A total of 25 forensically related genetic makers (CSF1PO, FGA, TH01, TPOX, VWA, D1S1656, D2S1338, D2S441, D3S1358, D5S818, D7S820, D8S1179, D10S1248, D12S391, D13S317, D16S539, D18S51, D19S433, D21S11, D22S1045, D6S1043, Penta D, Penta E, Amelogenin and one Y-InDel of rs2032678) were coamplified using the Huaxia Platinum PCR amplification system. Multiplex amplification was conducted on a ProFlexTM PCR system (Thermo Fisher Scientific, USA) following the manufacturer’s protocol. The 25 μL PCR volume contained 10 μL of master mix, 10 μL of primer set, 4 μL of deionized water and 1 μL of template DNA. Thermal cycler conditions were as described below: predenaturation at 95 °C for 1 min, followed by 26 cycles of 94 °C for 3 s, 59 °C for 16 s, and 65 °C for 29 s, and a final extension at 60 °C for 5 min.
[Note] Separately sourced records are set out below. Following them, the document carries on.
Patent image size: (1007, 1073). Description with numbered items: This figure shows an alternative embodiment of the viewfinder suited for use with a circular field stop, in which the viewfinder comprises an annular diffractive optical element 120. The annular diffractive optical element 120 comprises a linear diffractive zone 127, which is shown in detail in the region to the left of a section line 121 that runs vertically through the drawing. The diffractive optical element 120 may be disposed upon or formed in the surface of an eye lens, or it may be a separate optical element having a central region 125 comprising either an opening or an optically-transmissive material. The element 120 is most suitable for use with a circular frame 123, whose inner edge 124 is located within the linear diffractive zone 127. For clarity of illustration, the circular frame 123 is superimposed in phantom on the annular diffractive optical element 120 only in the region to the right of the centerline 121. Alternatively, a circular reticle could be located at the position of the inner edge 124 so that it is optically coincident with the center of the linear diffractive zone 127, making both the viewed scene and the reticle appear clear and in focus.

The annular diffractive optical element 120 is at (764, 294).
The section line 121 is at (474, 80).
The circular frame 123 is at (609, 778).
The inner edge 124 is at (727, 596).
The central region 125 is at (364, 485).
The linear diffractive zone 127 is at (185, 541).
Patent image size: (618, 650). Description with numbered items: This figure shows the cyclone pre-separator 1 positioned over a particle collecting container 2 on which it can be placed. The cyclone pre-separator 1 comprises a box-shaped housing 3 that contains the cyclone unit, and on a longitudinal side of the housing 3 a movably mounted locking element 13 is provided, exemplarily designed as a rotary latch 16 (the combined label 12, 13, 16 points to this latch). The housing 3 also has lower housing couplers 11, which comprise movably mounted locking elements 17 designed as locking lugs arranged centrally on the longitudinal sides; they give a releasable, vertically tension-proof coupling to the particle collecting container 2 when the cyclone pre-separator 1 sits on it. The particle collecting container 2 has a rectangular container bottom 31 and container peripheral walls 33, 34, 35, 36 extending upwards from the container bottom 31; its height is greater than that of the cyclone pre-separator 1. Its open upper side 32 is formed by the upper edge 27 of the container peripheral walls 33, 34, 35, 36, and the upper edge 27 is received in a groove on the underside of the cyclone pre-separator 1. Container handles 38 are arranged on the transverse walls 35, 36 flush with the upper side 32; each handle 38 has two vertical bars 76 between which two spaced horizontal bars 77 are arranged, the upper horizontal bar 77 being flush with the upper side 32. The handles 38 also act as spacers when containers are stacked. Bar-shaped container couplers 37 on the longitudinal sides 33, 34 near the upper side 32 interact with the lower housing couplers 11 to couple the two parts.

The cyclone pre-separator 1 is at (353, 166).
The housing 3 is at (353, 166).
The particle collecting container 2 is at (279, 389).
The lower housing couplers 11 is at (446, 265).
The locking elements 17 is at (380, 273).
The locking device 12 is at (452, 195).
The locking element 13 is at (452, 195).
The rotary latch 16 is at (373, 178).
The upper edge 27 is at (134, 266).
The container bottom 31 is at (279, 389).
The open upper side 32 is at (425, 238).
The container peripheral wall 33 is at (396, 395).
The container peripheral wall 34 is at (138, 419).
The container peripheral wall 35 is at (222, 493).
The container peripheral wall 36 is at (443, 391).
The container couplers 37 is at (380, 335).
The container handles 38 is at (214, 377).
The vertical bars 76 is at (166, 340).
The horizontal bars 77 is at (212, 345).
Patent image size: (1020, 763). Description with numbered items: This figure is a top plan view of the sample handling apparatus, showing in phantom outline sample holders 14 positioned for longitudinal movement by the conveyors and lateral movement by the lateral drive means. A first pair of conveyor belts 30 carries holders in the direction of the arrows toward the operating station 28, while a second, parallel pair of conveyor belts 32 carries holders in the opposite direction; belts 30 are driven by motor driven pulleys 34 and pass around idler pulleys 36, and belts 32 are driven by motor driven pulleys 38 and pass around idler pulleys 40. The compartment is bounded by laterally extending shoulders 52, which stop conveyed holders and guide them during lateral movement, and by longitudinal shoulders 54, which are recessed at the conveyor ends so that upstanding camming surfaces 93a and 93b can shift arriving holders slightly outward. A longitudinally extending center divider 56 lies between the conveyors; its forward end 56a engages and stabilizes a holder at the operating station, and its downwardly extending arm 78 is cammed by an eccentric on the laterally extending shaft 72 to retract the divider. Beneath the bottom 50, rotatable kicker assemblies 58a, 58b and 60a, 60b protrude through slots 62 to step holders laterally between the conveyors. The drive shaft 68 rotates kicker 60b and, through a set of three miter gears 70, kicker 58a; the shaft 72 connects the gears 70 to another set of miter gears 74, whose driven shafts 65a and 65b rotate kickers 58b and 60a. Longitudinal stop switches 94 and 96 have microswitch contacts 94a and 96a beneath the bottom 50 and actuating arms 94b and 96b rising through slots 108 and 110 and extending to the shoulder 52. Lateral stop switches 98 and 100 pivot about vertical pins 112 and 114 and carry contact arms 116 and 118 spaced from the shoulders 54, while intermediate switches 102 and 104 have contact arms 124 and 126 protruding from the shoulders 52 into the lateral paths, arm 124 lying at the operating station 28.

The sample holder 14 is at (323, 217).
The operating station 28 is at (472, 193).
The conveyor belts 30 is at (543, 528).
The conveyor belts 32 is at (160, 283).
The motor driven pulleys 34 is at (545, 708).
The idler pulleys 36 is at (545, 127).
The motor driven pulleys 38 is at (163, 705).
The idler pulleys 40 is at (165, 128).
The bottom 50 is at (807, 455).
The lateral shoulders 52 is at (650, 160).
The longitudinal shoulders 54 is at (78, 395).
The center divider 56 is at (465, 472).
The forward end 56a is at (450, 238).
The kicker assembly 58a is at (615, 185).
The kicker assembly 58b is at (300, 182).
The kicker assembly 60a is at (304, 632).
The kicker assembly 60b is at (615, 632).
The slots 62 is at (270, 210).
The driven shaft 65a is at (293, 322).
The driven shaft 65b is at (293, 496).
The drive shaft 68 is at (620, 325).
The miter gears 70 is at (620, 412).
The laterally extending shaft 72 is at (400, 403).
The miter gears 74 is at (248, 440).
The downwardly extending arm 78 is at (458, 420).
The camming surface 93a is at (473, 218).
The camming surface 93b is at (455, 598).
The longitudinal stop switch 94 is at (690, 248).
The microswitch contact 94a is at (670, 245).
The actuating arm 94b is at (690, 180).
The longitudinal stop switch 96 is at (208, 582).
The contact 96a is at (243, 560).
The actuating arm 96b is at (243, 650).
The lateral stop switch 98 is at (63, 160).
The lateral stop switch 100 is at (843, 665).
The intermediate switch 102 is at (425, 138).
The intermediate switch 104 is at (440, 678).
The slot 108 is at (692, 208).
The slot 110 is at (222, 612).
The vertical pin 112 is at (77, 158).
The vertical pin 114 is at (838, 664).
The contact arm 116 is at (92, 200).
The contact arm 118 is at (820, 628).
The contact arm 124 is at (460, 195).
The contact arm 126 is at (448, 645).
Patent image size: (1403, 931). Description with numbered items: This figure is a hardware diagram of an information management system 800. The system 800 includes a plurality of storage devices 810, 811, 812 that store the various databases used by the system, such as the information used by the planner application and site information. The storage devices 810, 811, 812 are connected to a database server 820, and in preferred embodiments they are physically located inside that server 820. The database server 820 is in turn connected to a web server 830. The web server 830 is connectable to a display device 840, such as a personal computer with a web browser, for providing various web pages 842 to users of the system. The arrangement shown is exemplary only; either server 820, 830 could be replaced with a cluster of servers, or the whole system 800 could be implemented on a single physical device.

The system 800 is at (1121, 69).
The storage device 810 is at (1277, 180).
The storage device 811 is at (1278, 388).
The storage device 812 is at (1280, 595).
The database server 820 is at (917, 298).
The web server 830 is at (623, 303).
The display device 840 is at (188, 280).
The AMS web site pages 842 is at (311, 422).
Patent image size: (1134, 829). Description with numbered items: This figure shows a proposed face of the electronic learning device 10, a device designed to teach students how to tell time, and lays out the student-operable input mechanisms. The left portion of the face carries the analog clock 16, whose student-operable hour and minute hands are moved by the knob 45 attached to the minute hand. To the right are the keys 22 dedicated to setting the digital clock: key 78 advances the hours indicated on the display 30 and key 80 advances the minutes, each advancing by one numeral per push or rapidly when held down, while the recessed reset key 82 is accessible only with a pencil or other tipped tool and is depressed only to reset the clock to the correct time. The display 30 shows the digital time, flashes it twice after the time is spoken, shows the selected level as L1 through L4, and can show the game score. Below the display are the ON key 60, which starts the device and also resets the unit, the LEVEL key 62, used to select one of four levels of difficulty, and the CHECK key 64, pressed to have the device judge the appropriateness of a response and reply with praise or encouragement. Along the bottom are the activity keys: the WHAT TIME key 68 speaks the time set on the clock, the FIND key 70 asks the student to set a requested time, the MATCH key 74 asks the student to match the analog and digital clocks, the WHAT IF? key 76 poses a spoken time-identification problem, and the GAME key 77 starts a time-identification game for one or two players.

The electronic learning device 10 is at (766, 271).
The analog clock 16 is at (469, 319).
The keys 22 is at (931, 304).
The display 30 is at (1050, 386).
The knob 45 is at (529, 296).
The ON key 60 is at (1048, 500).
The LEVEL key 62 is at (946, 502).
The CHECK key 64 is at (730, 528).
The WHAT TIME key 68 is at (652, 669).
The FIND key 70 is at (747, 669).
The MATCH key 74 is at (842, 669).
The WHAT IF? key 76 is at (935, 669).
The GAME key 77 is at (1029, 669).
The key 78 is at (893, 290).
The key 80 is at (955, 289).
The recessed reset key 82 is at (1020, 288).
Separation and analysis of PCR amplified products was performed on the Applied Biosystems 3500 Genetic Analyzer (Thermo Fisher Scientific, USA) using POP-4 polymer (Life Technologies, USA), and injections were conducted at 1.2 kV for 16 s. Allele identification was conducted using the Huaxia Platinum panels, bin sets, stutter files and a 175 relative fluorescence units (RFU) threshold, unless otherwise stated, and were compared with the allele ladder provided by the corresponding kit via Applied Biosystems GeneMapper ID-X version 1.2 software.

Statistical analysis

Allele frequencies, forensic statistical parameters (containing the match probability (MP), power of exclusion (PE), polymorphism information content (PIC) and typical paternity index (TPI)) and p values of the Hardy-Weinberg equilibrium test (HWE-p) of 23 autosomal STR loci were calculated in the modified PowerStat spreadsheet (Promega, Madison, WI, USA). Subsequently, the observed heterozygosity (Ho), expected heterozygosity (He) and p values of the linkage disequilibrium test (LD-p) were assessed in Arlequin v3.5 software52. Interpopulation differentiation was performed in Arlequin v3.5 software to compute pairwise Fst using locus-by-locus pairwise population comparisons. Nei’s genetic standard genetic distance (Rst) was calculated using the Phylip3.695 package. Multidimensional scaling analysis (MDS) was conducted by SPSS software (IBM SPSS, version 19.0, Chicago), and principal component analysis (PCA) was carried out based on allele frequencies using MVSP v3.22 software43. The phylogenetic tree based on the neighbor-joining method was delineated in the Molecular Evolutionary Genetics Analysis v7.0 (MEGA v7.0) software44. The genetic distribution of 11 populations was conducted using STRUCTURE v.2.3.4 software46, for which the parameters were a100,000 lenth of burnin period after 100,000 steps for the Markov Chain Monte Carlo (MCMC) using the standard admixture model, five independent runs for each K value and K values from 2 to 7.

Quality controls

Our laboratory is accredited by ISO 17025 and the China National Accreditation Service for Conformity Assessment (CNAS). The recommendations published by the DNA Commission of the International Society for Forensic Genetics (ISFG) were followed in the overall experimental procedure. The positive control of Control DNA 007 and negative control of ddH2O in each batch of genotyping was conducted.